Queer and Post-Colonial Approaches to Anthropology: A Roundtable Discussion

Type: 
Roundtable
Audience: 
Open to the Public
Building: 
Nador u. 9, Faculty Tower
Room: 
Auditorium
Tuesday, November 18, 2014 - 7:00pm
Add to Calendar
Date: 
Tuesday, November 18, 2014 - 7:00pm to 9:00pm

Queer and Post-Colonial Approaches to Anthropology:

A Roundtable Discussion

Central European University - Budapest, Hungary

November 18th, 2014, 7:00 pm

Auditorium

The recent formation of a queer anthropology is pushing thinking about ways of viewing ethnographic methods and conducting fieldwork beyond simplistic ‘subject’ and ‘researcher’ positions. In a similar vein, postcolonial theory is challenging conceptions of the subject, re-envisioning the colony and metropole and the complex relations and travels between them, as well as opening up new critiques of power and imperialism. This work is being furthered by discussions about the dominance of heteronormativity within anthropology and ethnography, as well as debates that foreground the intersections of race, sexuality, and gender in imperialism’s modern formations. With all of this in mind, how can we see the intersections of postcolonial and queer theories as challenging imperial and heteronormative structures of power inherent to knowledge making on gender and sexuality? We invite you to join us for a roundtable discussion of these intersections and themes.

The roundtable is composed of: Paul Boyce, Sofian Merabet, Prem Kumar Rajaram, and will be moderated by Elissa Helms.  A small reception will follow.

Paul Boyce is Lecturer at University of Sussex School of Global Studies, whose research has predominantly focused on sexual and gendered subjectivities.   Paul aims to provide analytical connections between ethnographic practice, community work and anthropological theorization of gender, sexualities, health and socio-economic change and continuity.

Sofian Merabet is Assistant Professor in the Department of Anthropology at University of Texas at Austin. Sofian has expertise in the modern Middle East (with a focus on Lebanon and Syria) and the wider Muslim world, including Muslim immigrant communities in Europe and the Arab Diaspora in South America (especially Argentina). His interdisciplinary research analyzes the human geography of queer identity formations and the social production of queer space as constitutive features of wider class, religious, and gender relations.

Prem Kumar Rajaram is Academic Director of CEU's Roma Graduate Preparation Program (RGPP) and Associate Professor in the Department of Sociology and Social Anthropology at the Central European University. In his research, he is particularly interested in questions of marginality and depoliticization. His research has focused on the government of asylum-seekers, particularly those in detention in Europe and Australia, and on colonial histories of state making.

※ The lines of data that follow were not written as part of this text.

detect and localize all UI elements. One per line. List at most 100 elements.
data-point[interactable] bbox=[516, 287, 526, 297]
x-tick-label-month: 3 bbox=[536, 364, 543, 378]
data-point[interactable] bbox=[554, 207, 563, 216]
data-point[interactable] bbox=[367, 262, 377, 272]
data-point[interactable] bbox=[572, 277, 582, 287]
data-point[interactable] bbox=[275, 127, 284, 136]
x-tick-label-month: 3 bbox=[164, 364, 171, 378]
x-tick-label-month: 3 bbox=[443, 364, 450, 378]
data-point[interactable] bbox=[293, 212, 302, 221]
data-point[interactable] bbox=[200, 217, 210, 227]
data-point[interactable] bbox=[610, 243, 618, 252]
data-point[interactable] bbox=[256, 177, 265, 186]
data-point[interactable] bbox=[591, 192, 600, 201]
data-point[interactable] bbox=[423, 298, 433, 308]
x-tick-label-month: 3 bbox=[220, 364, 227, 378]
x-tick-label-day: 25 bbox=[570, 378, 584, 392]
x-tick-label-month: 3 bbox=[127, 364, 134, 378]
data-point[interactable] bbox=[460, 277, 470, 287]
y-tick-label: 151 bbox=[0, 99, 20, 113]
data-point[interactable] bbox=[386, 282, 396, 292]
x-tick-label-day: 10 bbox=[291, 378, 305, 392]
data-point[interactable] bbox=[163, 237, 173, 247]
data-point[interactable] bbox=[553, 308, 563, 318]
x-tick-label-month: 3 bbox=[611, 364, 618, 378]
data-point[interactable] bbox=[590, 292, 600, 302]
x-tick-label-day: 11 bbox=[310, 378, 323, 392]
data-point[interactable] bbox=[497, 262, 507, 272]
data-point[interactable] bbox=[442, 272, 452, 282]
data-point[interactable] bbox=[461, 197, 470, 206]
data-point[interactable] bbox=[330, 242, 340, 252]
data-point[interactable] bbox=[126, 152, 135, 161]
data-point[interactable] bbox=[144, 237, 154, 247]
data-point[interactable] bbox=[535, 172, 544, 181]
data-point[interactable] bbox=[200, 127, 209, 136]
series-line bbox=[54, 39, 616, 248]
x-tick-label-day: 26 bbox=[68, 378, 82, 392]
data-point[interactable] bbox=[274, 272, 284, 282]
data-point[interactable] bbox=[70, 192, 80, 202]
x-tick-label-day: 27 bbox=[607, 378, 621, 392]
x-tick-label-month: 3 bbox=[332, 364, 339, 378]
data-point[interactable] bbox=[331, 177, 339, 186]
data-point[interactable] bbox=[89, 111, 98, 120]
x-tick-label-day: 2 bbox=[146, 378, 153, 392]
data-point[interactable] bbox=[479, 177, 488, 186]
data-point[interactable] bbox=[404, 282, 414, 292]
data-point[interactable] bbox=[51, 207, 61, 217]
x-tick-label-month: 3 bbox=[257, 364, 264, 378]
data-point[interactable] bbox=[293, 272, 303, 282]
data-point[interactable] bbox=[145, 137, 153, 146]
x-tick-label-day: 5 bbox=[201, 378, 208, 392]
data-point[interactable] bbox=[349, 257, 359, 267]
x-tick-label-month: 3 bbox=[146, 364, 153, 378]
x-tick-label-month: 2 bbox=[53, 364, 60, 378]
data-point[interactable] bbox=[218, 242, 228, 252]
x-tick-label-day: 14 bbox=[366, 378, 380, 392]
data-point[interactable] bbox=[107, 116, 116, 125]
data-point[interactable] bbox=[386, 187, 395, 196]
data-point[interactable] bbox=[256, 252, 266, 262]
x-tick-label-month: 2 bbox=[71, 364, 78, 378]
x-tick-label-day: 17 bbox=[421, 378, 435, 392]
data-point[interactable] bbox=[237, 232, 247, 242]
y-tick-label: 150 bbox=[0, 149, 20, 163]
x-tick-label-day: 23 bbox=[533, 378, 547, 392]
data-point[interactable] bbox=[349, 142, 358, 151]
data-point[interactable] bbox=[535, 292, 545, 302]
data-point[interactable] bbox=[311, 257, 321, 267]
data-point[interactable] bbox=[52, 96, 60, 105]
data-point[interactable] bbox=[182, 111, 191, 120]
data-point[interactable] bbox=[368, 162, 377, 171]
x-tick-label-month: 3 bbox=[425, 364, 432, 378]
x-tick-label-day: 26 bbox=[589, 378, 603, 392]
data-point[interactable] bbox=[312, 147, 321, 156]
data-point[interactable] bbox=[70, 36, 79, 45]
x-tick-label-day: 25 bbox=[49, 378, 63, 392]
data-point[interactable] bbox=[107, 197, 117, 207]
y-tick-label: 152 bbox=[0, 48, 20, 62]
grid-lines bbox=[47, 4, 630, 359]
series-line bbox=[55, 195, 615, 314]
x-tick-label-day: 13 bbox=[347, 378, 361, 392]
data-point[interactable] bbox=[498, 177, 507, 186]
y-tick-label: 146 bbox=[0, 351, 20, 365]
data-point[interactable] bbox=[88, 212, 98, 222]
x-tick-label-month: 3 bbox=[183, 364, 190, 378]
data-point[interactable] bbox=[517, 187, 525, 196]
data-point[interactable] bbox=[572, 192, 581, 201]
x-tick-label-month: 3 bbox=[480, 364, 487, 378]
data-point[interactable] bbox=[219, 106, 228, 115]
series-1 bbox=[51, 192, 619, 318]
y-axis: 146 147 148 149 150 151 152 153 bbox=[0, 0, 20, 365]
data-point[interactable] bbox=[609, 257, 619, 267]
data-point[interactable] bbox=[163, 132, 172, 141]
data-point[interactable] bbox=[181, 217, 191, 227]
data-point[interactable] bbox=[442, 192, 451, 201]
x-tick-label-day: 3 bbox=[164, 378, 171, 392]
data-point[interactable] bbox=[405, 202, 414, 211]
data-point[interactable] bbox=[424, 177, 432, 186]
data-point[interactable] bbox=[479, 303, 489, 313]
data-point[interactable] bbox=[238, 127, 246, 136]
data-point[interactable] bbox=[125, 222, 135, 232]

Elissa Helms (moderator) is Associate Professor and Head of the Department of Gender Studies at the Central European University. Her research interests cover the gendering of nationalism, NGO activism and donor aid, gender and ethnic violence, and the social dynamics of gender after significant ruptures such as war or the collapse of state-socialism.  Regionally, she focuses on Central and Eastern Europe, especially the successor states of socialist Yugoslavia.